1. Please describe the problem: A t2.small EC2 instance will not boot with the 5.14.9-200.fc34.x86_64 kernel. 5.13.19-200.fc34.x86_64 is OK. A t3.small EC2 instance starts OK with 5.14.9-200. 2. What is the Version-Release number of the kernel: 5.14.9-200 3. Did it work previously in Fedora? If so, what kernel version did the issue *first* appear? Old kernels are available for download at https://koji.fedoraproject.org/koji/packageinfo?packageID=8 : I keep the instance up-to-date, so it's probably used every kernel that's been released as a F34 update. All kernels up to and including 5.13.19-200 were OK. 5.14.9-200 is the first that won't boot. 4. Can you reproduce this issue? If so, please provide the steps to reproduce the issue below: * Launch EC2 t2.small instance using Fedora 34 x86_64 Cloud Base AMI (I used London - ami-034794b0310a1d8b7) * sudo dnf update --exclude kernel-core * sudo reboot # instance starts OK * sudo dnf update # updates kernel to 5.14.9-200.fc34 * sudo reboot # instance does not start 5. Does this problem occur with the latest Rawhide kernel? To install the Rawhide kernel, run ``sudo dnf install fedora-repos-rawhide`` followed by ``sudo dnf update --enablerepo=rawhide kernel``: Will check this later 6. Are you running any modules that not shipped with directly Fedora's kernel?: No 7. Please attach the kernel logs. You can get the complete kernel log for a boot with ``journalctl --no-hostname -k > dmesg.txt``. If the issue occurred on a previous boot, use the journalctl ``-b`` flag. I don't think anything is being saved to the journal.

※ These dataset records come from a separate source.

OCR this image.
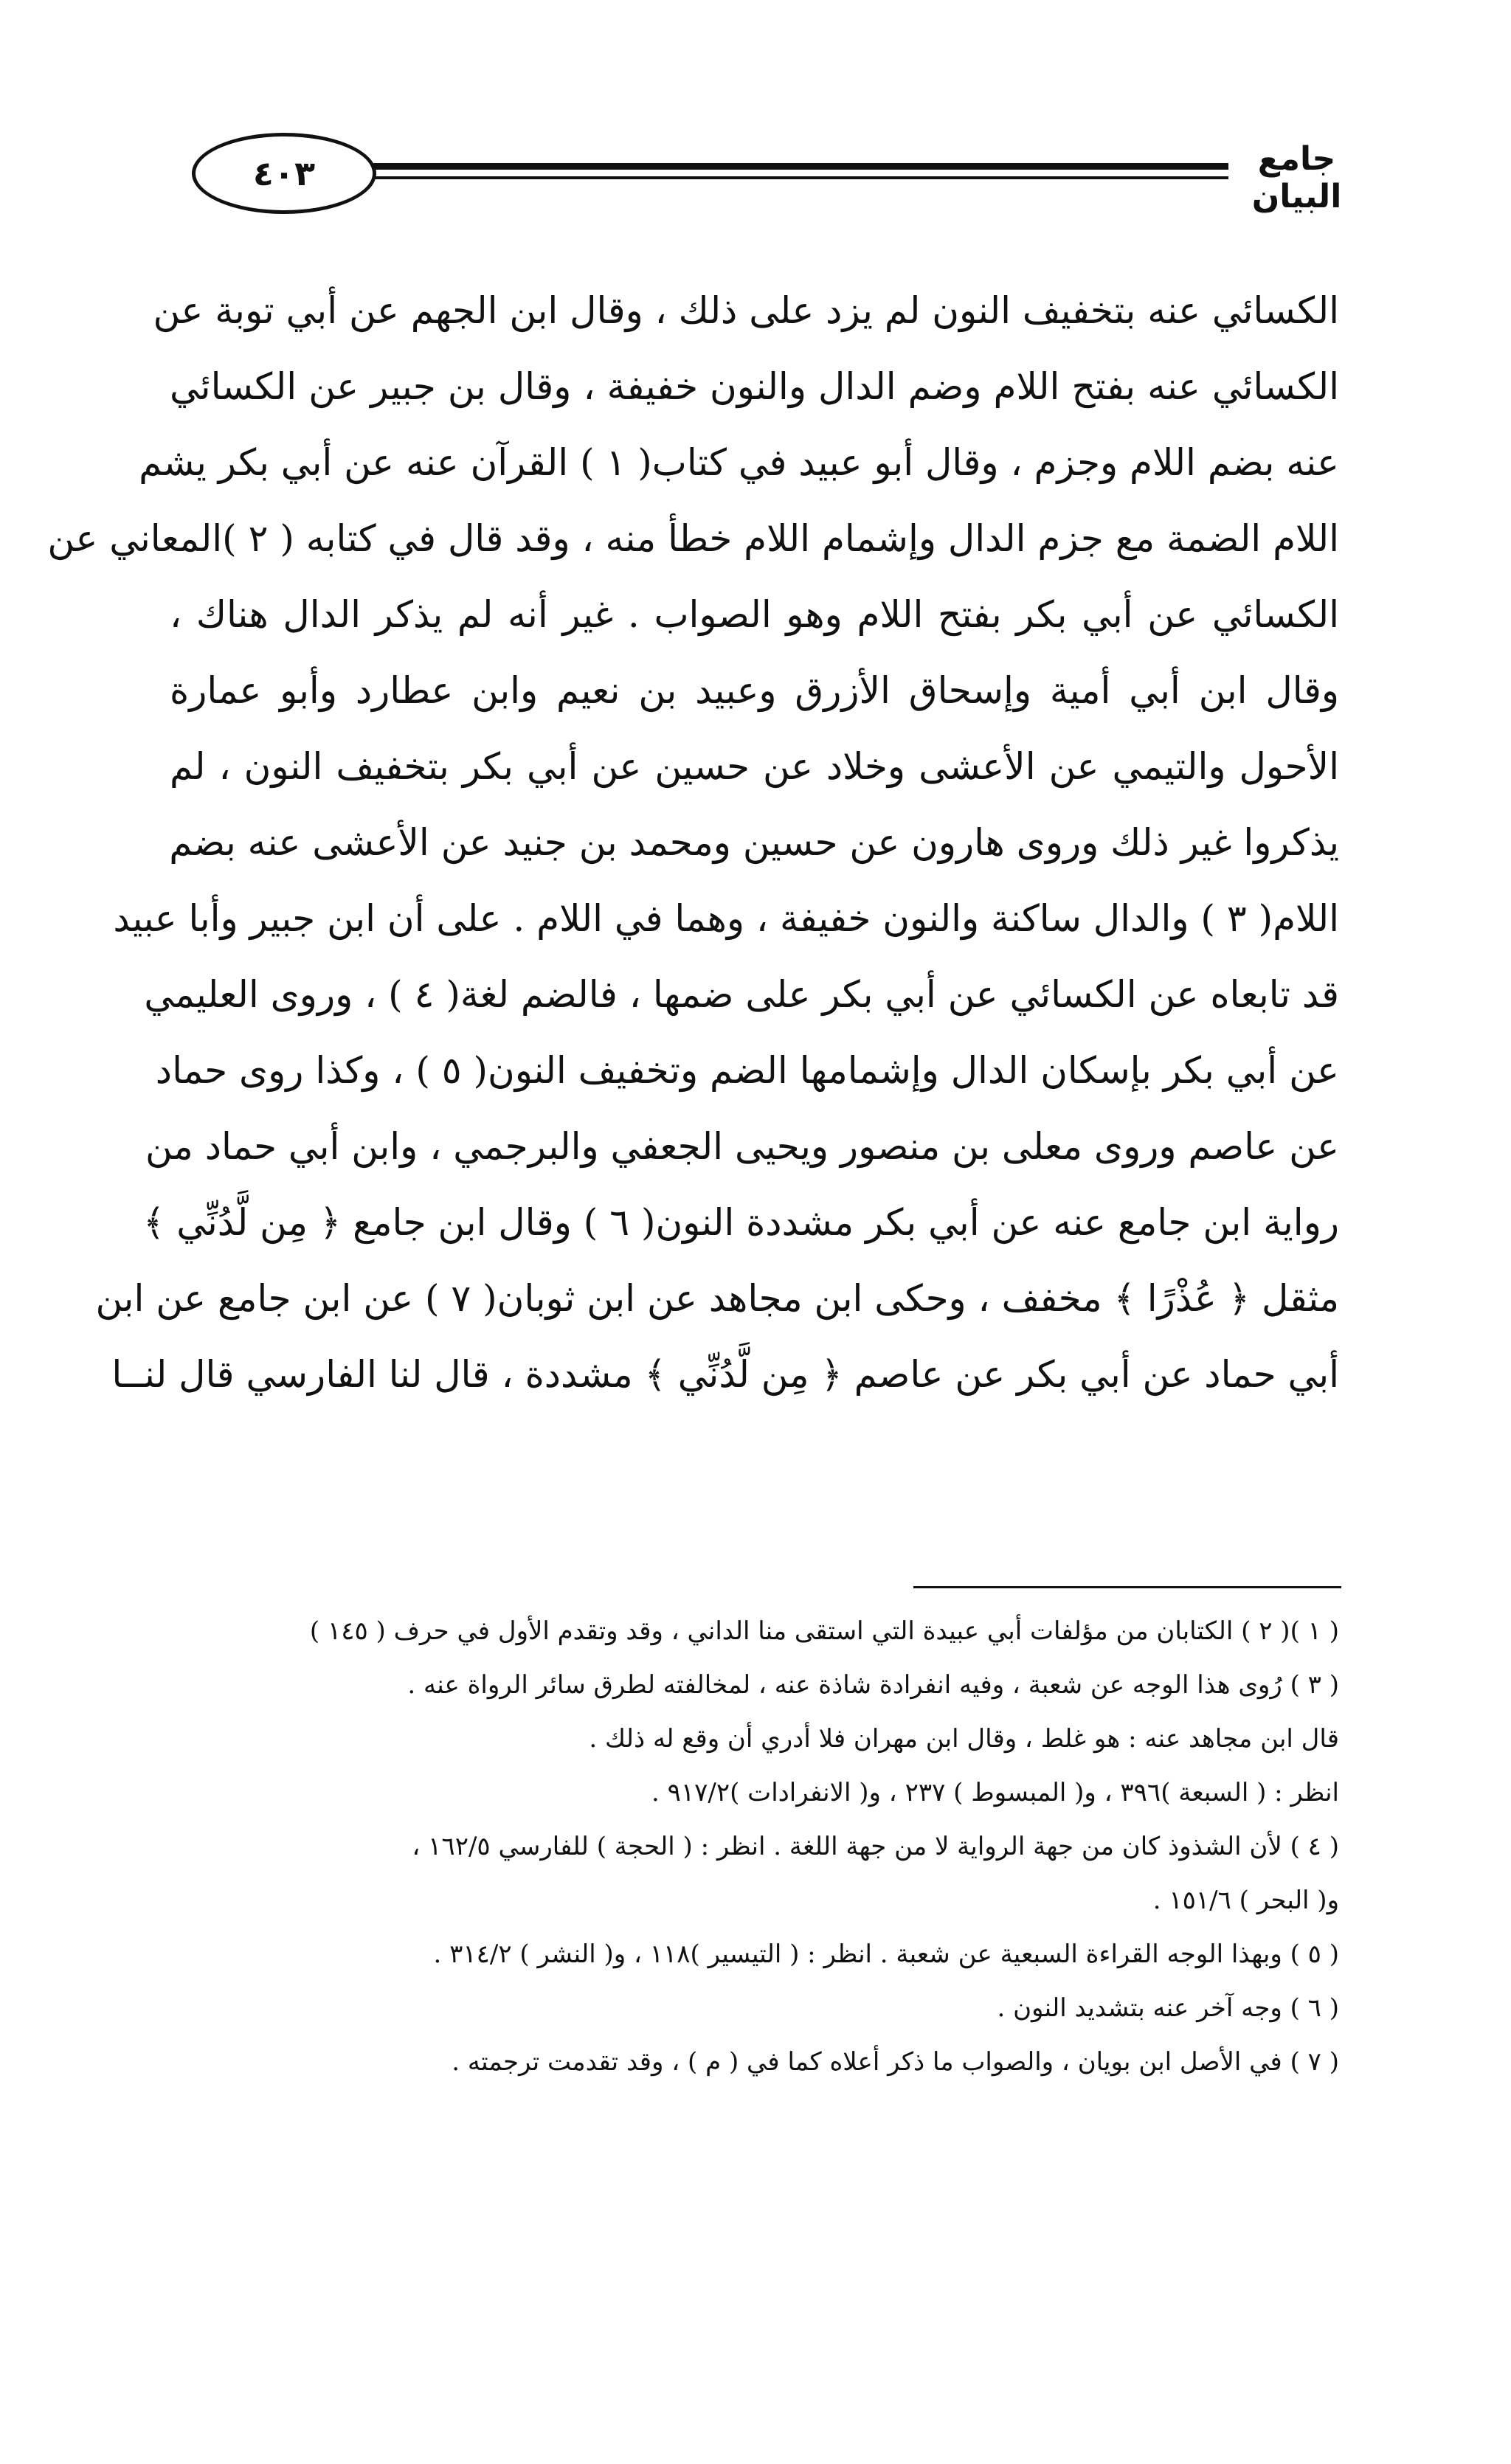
٤٠٣	جامع البيان
الكسائي عنه بتخفيف النون لم يزد على ذلك ، وقال ابن الجهم عن أبي توبة عن
الكسائي عنه بفتح اللام وضم الدال والنون خفيفة ، وقال بن جبير عن الكسائي
عنه بضم اللام وجزم ، وقال أبو عبيد في كتاب( ١ ) القرآن عنه عن أبي بكر يشم
اللام الضمة مع جزم الدال وإشمام اللام خطأ منه ، وقد قال في كتابه ( ٢ )المعاني عن
الكسائي عن أبي بكر بفتح اللام وهو الصواب . غير أنه لم يذكر الدال هناك ،
وقال ابن أبي أمية وإسحاق الأزرق وعبيد بن نعيم وابن عطارد وأبو عمارة
الأحول والتيمي عن الأعشى وخلاد عن حسين عن أبي بكر بتخفيف النون ، لم
يذكروا غير ذلك وروى هارون عن حسين ومحمد بن جنيد عن الأعشى عنه بضم
اللام( ٣ ) والدال ساكنة والنون خفيفة ، وهما في اللام . على أن ابن جبير وأبا عبيد
قد تابعاه عن الكسائي عن أبي بكر على ضمها ، فالضم لغة( ٤ ) ، وروى العليمي
عن أبي بكر بإسكان الدال وإشمامها الضم وتخفيف النون( ٥ ) ، وكذا روى حماد
عن عاصم وروى معلى بن منصور ويحيى الجعفي والبرجمي ، وابن أبي حماد من
رواية ابن جامع عنه عن أبي بكر مشددة النون( ٦ ) وقال ابن جامع ﴿ مِن لَّدُنِّي ﴾
مثقل ﴿ عُذْرًا ﴾ مخفف ، وحكى ابن مجاهد عن ابن ثوبان( ٧ ) عن ابن جامع عن ابن
أبي حماد عن أبي بكر عن عاصم ﴿ مِن لَّدُنِّي ﴾ مشددة ، قال لنا الفارسي قال لنــا
( ١ )( ٢ ) الكتابان من مؤلفات أبي عبيدة التي استقى منا الداني ، وقد وتقدم الأول في حرف ( ١٤٥ )
( ٣ ) رُوى هذا الوجه عن شعبة ، وفيه انفرادة شاذة عنه ، لمخالفته لطرق سائر الرواة عنه .
قال ابن مجاهد عنه : هو غلط ، وقال ابن مهران فلا أدري أن وقع له ذلك .
انظر : ( السبعة )٣٩٦ ، و( المبسوط ) ٢٣٧ ، و( الانفرادات )٩١٧/٢ .
( ٤ ) لأن الشذوذ كان من جهة الرواية لا من جهة اللغة . انظر : ( الحجة ) للفارسي ١٦٢/٥ ،
و( البحر ) ١٥١/٦ .
( ٥ ) وبهذا الوجه القراءة السبعية عن شعبة . انظر : ( التيسير )١١٨ ، و( النشر ) ٣١٤/٢ .
( ٦ ) وجه آخر عنه بتشديد النون .
( ٧ ) في الأصل ابن بويان ، والصواب ما ذكر أعلاه كما في ( م ) ، وقد تقدمت ترجمته .
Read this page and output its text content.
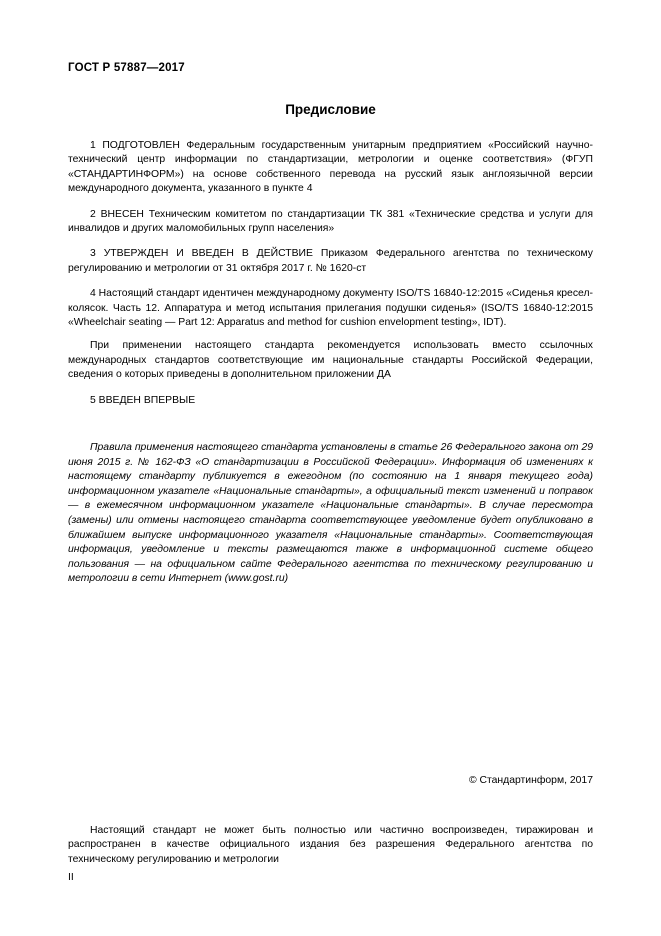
ГОСТ Р 57887—2017
Предисловие

1 ПОДГОТОВЛЕН Федеральным государственным унитарным предприятием «Российский научно-технический центр информации по стандартизации, метрологии и оценке соответствия» (ФГУП «СТАНДАРТИНФОРМ») на основе собственного перевода на русский язык англоязычной версии международного документа, указанного в пункте 4

2 ВНЕСЕН Техническим комитетом по стандартизации ТК 381 «Технические средства и услуги для инвалидов и других маломобильных групп населения»

3 УТВЕРЖДЕН И ВВЕДЕН В ДЕЙСТВИЕ Приказом Федерального агентства по техническому регулированию и метрологии от 31 октября 2017 г. № 1620-ст

4 Настоящий стандарт идентичен международному документу ISO/TS 16840-12:2015 «Сиденья кресел-колясок. Часть 12. Аппаратура и метод испытания прилегания подушки сиденья» (ISO/TS 16840-12:2015 «Wheelchair seating — Part 12: Apparatus and method for cushion envelopment testing», IDT).

При применении настоящего стандарта рекомендуется использовать вместо ссылочных международных стандартов соответствующие им национальные стандарты Российской Федерации, сведения о которых приведены в дополнительном приложении ДА

5 ВВЕДЕН ВПЕРВЫЕ

Правила применения настоящего стандарта установлены в статье 26 Федерального закона от 29 июня 2015 г. № 162-ФЗ «О стандартизации в Российской Федерации». Информация об изменениях к настоящему стандарту публикуется в ежегодном (по состоянию на 1 января текущего года) информационном указателе «Национальные стандарты», а официальный текст изменений и поправок — в ежемесячном информационном указателе «Национальные стандарты». В случае пересмотра (замены) или отмены настоящего стандарта соответствующее уведомление будет опубликовано в ближайшем выпуске информационного указателя «Национальные стандарты». Соответствующая информация, уведомление и тексты размещаются также в информационной системе общего пользования — на официальном сайте Федерального агентства по техническому регулированию и метрологии в сети Интернет (www.gost.ru)

© Стандартинформ, 2017
Настоящий стандарт не может быть полностью или частично воспроизведен, тиражирован и распространен в качестве официального издания без разрешения Федерального агентства по техническому регулированию и метрологии
II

> 5. Does this problem occur with the latest Rawhide kernel? To install the > Rawhide kernel, run ``sudo dnf install fedora-repos-rawhide`` followed by > ``sudo dnf update --enablerepo=rawhide kernel``: Replacing "kernel" with "kernel-core", this installed 5.15.0-0.rc3.20211001git4de593fb965f.30.fc36, and the instance would not boot.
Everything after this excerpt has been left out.